Stellantis said it will extend the buyouts to roughly 31,000 hourly and 2,500 salaried U.S. workers, plus others in Canada.   (Matthew Hatcher/Bloomberg)
By Jacob Bogage Washington Post

The company behind carmakers Chrysler, Dodge, Jeep and Fiat will offer voluntary buyouts to more than 33,500 U.S. employees, it announced Wednesday, as part of its transition to build more electric vehicles.

Stellantis said it will extend the buyouts to roughly 31,000 hourly and 2,500 salaried U.S. workers, plus others in Canada. Earlier this year, it idled a factory in Belvidere, Illinois, where Jeep Cherokee SUVs were made.

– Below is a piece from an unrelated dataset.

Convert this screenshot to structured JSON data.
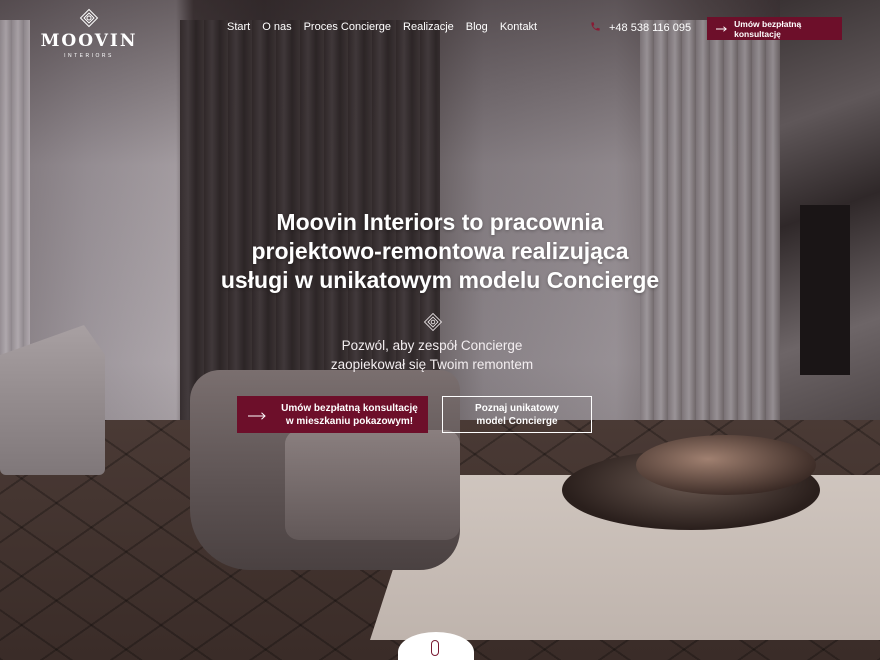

“In response to today’s increasingly competitive global market conditions and the necessary shift to electrification, Stellantis is thoroughly reviewing its North American operations to improve efficiency, reduce costs and protect the competitiveness of our products to allow for further strategic investments to support our transformation,” the company said in a statement.

Certain nonunion workers who have been employed at least 15 years with Stellantis, previously known as Fiat-Chrysler or FCA, will be notified of details of the buyouts next week.

Unionized workers will get separate severance offers. Those who joined Stellantis before October 2007, when the United Auto Workers signed a labor agreement with the company, are eligible to receive a $50,000 payout, according to a person familiar with the terms, who spoke on the condition of anonymity because they were not permitted to speak publicly. Workers hired after that date will receive other amounts linked to their seniority.

United Auto Workers President Shawn Fain called the job cuts “a slap in the face” to workers who helped the company during the Great Recession.

“Stellantis’ push to cut thousands of jobs while raking in billions in profits is disgusting,” Fain said in a statement. “Even now, politicians and taxpayers are bankrolling the electric vehicle transition, and this is the thanks the working class gets.”

Stellantis reported the equivalent of roughly $18 billion in net profits last year. Its stock was mostly flat on the news Wednesday.

Other automakers over the past several months have announced job-shedding measures that executives have attributed to needed cost reductions and new electric vehicle projects.

General Motors earlier this month said about 5,000 salaried employees accepted buyouts as part of the carmaker’s goal to eliminate $2 billion in expenses from its balance sheet.

On Tuesday, GM subsidiary Chevrolet said it would stop making the Bolt, the company’s most popular and least expensive EV, to focus on more advanced electric vehicles. The factory in Lake Orion, Mich., which employs 1,270 workers, is being retooled to produce electric trucks, the company said.

Ford in August said it planned to cut 3,000 white collar jobs in North America, and in February said it would eliminate close to 4,000 jobs in Europe, bringing some of those roles to the United States.